I need to unexplode a column in dataframe pyspark with sequence number conditional. E.g
Input dataframe
Expect output dataframe
You can see when c1 = 1 at a row, that row will break content of c4 column into new row (because length over limit). Otherwise if when c1 = 0 then c4 contain full content, no need break into new row. c4 column can break it into multi row next
This same pyspark.sql.functions.explode(col) in pyspark, and i need to unexplode but i have a conditional is c1 column (it's not simple such as group by then collect list df.groupby().agg(F.collect_list()), because c1 is sequence conditional)
I try to use window function flow by this topic PySpark - Append previous and next row to current row. But how can i solve when c4 col break multi row next
Sample code
from pyspark.sql import SparkSession
spark_session = SparkSession.builder.getOrCreate()
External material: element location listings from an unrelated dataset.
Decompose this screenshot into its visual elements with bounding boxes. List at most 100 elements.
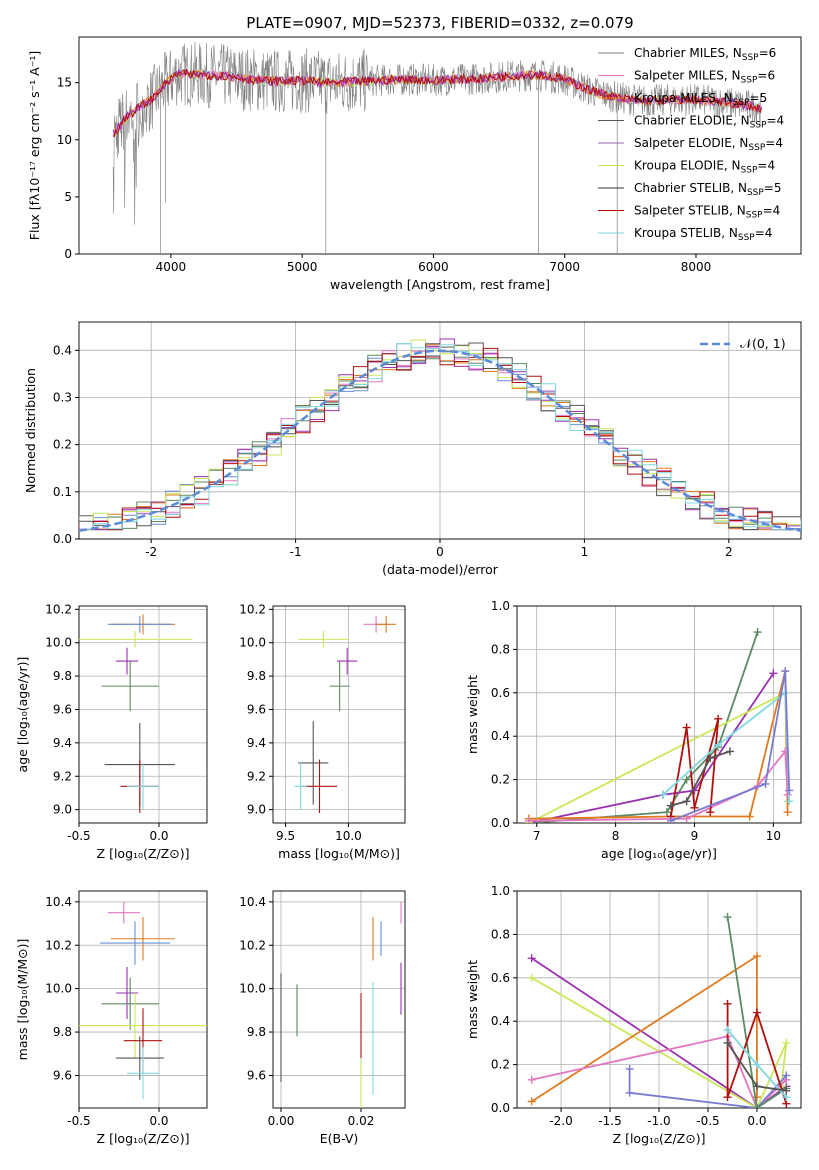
mass-weight-marker [723,1093,732,1102]
x-tick-label: -0.5 [696,1114,719,1128]
panel-spectrum: 4000 5000 6000 7000 8000 0 5 10 15 wavelength [An… [27,36,802,292]
legend-subscript: SSP [738,233,755,243]
y-axis-label: age [log₁₀(age/yr)] [15,657,30,773]
mass-weight-marker [666,816,675,823]
legend-count: =4 [755,226,773,240]
axes-frame [516,605,802,824]
legend-count: =4 [757,159,775,173]
y-tick-label: 0.2 [53,438,72,452]
x-tick-label: -1 [290,545,302,559]
y-tick-label: 9.4 [53,736,72,750]
mass-weight-marker [782,1038,791,1047]
mass-weight-marker [761,779,770,788]
y-tick-label: 10.0 [239,636,266,650]
mass-weight-marker [682,797,691,806]
y-tick-label: 10.2 [45,602,72,616]
mass-weight-marker [666,801,675,810]
x-axis-label: mass [log₁₀(M/M⊙)] [278,846,400,861]
spectrum-model-line [113,69,762,136]
mass-weight-line [528,748,789,822]
x-tick-label: -2.0 [549,1114,572,1128]
mass-weight-marker [753,628,762,637]
legend-count: =5 [750,91,768,105]
mass-weight-line [528,631,759,823]
x-tick-label: 9.5 [276,829,295,843]
spectrum-legend: Chabrier MILES, NSSP=6 Salpeter MILES, NS… [598,46,784,243]
mass-weight-marker [782,1086,791,1095]
figure-title: PLATE=0907, MJD=52373, FIBERID=0332, z=0… [246,14,633,32]
panel-mass-vs-ebv: 0.00 0.02 9.6 9.8 10.0 10.2 10.4 E(B-V) [239,890,406,1146]
legend-count: =4 [763,204,781,218]
y-tick-label: 10 [57,133,72,147]
mass-weight-line [531,957,787,1108]
mass-weight-marker [527,973,536,982]
spectrum-model-line [113,67,763,137]
mass-weight-marker [658,790,667,799]
residual-histogram [79,338,801,531]
mass-weight-marker [752,1082,761,1091]
y-tick-label: 10.4 [239,895,266,909]
legend-entry: Kroupa ELODIE, NSSP=4 [634,159,775,176]
y-tick-label: 0.0 [53,532,72,546]
x-tick-label: 0 [436,545,444,559]
x-tick-label: 0.00 [268,1114,295,1128]
y-tick-label: 10.2 [45,938,72,952]
x-tick-label: 10 [766,829,781,843]
plot-area [280,901,402,1108]
mass-weight-marker [726,747,734,756]
x-tick-label: -1.0 [647,1114,670,1128]
x-tick-label: 4000 [156,260,187,274]
y-tick-label: 10.0 [45,636,72,650]
legend-entry: Salpeter ELODIE, NSSP=4 [634,136,783,153]
axes-frame [272,890,406,1109]
panel-age-vs-Z: -0.5 0.0 9.0 9.2 9.4 9.6 9.8 10.0 10.2 Z [log₁₀(Z… [15,602,208,861]
normal-curve [79,349,801,532]
mass-weight-marker [690,803,699,812]
legend-subscript: SSP [733,98,750,108]
mass-weight-marker [782,1071,791,1080]
y-tick-label: 0.6 [491,686,510,700]
plot-area [112,42,763,254]
plot-area [79,901,207,1100]
x-tick-label: 0.0 [149,829,168,843]
x-tick-label: 9 [691,829,699,843]
mass-weight-marker [524,816,533,823]
y-tick-label: 0.0 [491,816,510,830]
y-tick-label: 9.4 [247,736,266,750]
y-tick-label: 9.0 [53,803,72,817]
y-tick-label: 9.6 [247,702,266,716]
plot-area [79,614,193,813]
legend-entry: Salpeter MILES, NSSP=6 [634,69,775,86]
x-tick-label: 8 [612,829,620,843]
mass-weight-marker [785,786,794,795]
mass-weight-marker [752,1008,761,1017]
mass-weight-marker [527,1097,536,1106]
panel-massweight-vs-Z: -2.0 -1.5 -1.0 -0.5 0.0 0.0 0.2 0.4 0.6 0.8 1.0 Z [… [465,884,802,1146]
mass-weight-line [628,1068,787,1108]
x-tick-label: 7 [533,829,541,843]
x-axis-label: wavelength [Angstrom, rest frame] [330,277,550,292]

df_in = spark_session.createDataFrame(
[
(1, 'a', 'b', 'c1', 'd'),
(0, 'a', 'b', 'c2', 'd'),
(0, 'e', 'f', 'g', 'h'),
(0, '1', '2', '3', '4'),
(1, 'x', 'y', 'z1', 'k'),
(1, 'x', 'y', 'z2', 'k'),
(1, 'x', 'y', 'z3', 'k'),
(0, 'x', 'y', 'z4', 'k'),
(1, '6', '7', '81', '9'),
(0, '6', '7', '82', '9'),
],
['c1', 'c2', 'c3', 'c4', 'c5']
)
df_out = spark_session.createDataFrame(
[
('a', 'b', 'c1-c2', 'd'),
('e', 'f', 'g', 'h'),
('1', '2', '3', '4'),
('x', 'y', 'z1-z2-z3-z4', 'k'),
('6', '7', '81-82', '9')
],
['c2', 'c3', 'c4', 'c5']
)
df_in.show()
df_out.show()
How can i solve that. Thank you
UPDATED input
df_in = spark_session.createDataFrame(
[
('0', 1, 'a', 'b', 'c1', 'd'),
('0', 0, 'a', 'b', 'c2', 'd'),
('0', 0, 'e', 'f', 'g', 'h'),
('0', 0, '1', '2', '3', '4'),
('0', 1, 'x', 'y', 'sele', 'k'),
('0', 1, 'x', 'y', 'ct ', 'k'),
('0', 1, 'x', 'y', 'from', 'k'),
('0', 0, 'x', 'y', 'a', 'k'),
('0', 1, '6', '7', '81', '9'),
('0', 0, '6', '7', '82', '9'),
],
['c0', 'c1', 'c2', 'c3', 'c4', 'c5']
)
output
Expect output
x| y|select -from-a| k